Paññananda Bhikkhu (11 May 1911 – 10 October 2007), also romanized as Panyananda Bhikkhu, was a Thai Buddhist monk. He was a disciple of the master Buddhadasa. He was based in Wat Chonlaprathan Rangsarit from 1960 until his death.

== Name ==
Paññananda Bhikkhu (ปัญญานันทภิกขุ) is also commonly known as Luang Pho Paññananda Bhikkhu. His birth name was Pun Sanaecharoen (ปั่น เสน่ห์เจริญ), his Dhamma name (in the Pali language) was Padumuttaro (ปทุมุตฺตโร; ), and his monastic title was Phra Brahmamangalacarya (พระพรหมมังคลาจารย์).

==Early and dhamma life==
He was born and educated in Phatthalung province. When he was age 18, he was ordained as a novice monk at Wat Upanantanaram in Ranong province. Upon reaching the age of 20, he was fully ordained as a Buddhist monk at Wat Nang Lat in Phatthalung province, with Phra Charoon Karani as his preceptor in 1931. He studied the dhamma at many Buddhist institutes in Nakhon Si Thammarat province, Ranong province and Bangkok. He met Buddhadasa in 1934, and he also resided at Suan Mokkh and studied the dhamma strictly. He studied Pali in Bangkok.

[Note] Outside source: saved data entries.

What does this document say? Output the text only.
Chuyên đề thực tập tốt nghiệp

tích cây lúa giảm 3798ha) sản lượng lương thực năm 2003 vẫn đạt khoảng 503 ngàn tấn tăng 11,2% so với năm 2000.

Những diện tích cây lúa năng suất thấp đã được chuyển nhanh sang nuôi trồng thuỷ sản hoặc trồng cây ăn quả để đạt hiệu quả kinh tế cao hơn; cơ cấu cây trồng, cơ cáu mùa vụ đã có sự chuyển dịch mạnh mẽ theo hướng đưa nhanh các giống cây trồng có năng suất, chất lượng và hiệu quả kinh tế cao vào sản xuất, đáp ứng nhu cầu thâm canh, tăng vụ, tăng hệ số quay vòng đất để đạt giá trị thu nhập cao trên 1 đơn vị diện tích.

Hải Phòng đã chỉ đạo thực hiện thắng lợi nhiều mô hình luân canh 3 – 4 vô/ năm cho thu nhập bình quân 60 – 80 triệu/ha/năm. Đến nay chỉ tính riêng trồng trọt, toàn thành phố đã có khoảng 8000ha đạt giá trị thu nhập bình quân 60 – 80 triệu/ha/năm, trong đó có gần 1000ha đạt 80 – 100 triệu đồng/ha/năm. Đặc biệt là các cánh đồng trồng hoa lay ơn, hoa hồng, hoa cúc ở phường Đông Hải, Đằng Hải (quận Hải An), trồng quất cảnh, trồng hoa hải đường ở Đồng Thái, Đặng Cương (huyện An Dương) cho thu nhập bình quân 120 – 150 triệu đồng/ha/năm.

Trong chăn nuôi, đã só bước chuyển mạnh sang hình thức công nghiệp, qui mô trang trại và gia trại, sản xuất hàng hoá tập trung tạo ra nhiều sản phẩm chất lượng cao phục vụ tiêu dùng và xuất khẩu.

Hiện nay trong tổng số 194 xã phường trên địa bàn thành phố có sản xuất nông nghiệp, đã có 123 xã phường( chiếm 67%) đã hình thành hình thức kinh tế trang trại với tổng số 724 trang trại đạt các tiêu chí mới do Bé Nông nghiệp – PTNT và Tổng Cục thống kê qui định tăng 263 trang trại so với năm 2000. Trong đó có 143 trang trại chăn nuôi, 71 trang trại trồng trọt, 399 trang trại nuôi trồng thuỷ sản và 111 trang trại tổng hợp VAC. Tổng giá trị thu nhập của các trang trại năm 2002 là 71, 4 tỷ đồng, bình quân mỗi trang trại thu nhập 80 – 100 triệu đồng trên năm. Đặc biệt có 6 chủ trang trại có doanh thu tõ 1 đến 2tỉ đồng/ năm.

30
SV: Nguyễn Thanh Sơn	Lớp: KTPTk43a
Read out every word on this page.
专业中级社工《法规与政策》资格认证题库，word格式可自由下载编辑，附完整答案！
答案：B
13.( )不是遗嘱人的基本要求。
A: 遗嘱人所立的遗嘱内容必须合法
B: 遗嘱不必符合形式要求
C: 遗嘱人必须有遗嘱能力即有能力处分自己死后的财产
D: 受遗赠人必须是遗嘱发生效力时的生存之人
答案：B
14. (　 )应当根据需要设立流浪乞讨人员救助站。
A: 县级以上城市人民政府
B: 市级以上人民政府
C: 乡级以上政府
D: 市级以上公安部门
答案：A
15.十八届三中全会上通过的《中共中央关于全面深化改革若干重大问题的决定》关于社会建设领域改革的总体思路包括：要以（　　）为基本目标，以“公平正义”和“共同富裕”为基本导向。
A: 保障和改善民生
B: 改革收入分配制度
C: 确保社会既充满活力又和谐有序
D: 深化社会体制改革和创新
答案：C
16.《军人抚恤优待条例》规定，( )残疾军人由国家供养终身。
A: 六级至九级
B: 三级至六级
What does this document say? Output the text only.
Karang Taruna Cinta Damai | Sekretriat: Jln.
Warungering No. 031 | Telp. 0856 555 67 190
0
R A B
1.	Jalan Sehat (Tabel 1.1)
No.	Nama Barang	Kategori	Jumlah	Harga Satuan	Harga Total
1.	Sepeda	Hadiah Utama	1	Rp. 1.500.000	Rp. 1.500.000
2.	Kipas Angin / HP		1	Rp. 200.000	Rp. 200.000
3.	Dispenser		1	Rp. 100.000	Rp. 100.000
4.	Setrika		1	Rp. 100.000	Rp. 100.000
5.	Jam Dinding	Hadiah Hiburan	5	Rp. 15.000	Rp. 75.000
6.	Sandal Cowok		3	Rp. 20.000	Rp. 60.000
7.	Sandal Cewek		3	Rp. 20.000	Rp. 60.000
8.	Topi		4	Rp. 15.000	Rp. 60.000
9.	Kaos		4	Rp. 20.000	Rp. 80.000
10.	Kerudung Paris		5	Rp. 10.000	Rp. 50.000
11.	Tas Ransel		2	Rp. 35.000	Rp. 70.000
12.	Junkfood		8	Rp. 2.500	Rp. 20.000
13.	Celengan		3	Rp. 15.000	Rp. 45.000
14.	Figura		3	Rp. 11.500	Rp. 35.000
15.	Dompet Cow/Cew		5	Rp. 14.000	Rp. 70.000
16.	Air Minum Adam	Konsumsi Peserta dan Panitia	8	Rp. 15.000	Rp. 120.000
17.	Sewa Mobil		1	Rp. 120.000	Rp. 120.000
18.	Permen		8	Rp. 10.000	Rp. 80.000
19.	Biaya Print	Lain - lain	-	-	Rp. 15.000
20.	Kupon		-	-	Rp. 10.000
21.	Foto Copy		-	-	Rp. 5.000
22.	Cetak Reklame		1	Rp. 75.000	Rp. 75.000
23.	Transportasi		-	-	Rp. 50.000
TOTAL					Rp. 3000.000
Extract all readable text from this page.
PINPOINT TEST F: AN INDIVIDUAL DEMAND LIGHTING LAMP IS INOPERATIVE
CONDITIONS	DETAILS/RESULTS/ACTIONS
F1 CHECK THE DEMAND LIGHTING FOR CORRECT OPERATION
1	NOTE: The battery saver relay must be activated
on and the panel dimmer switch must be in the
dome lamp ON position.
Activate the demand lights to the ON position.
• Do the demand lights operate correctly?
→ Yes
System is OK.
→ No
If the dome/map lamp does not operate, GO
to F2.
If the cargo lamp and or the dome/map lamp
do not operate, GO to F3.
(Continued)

During and following World War II, he traveled throughout Thailand and in Burma, India, and Malaysia.

In 1949, he changed his residence to Wat Umong in Chiang Mai province, and he founded a charity foundation at Wat Chedi Luang. In 1954, he visited Europe and North America as a supporter of the Moral Re-Armament movement. He was based in Chiang Mai until 1960, at which point he became abbot of Wat Chonlaprathan Rangsarit.

==Death==
He died in 2007 at Siriraj Hospital. His funeral ceremony was held ten years later.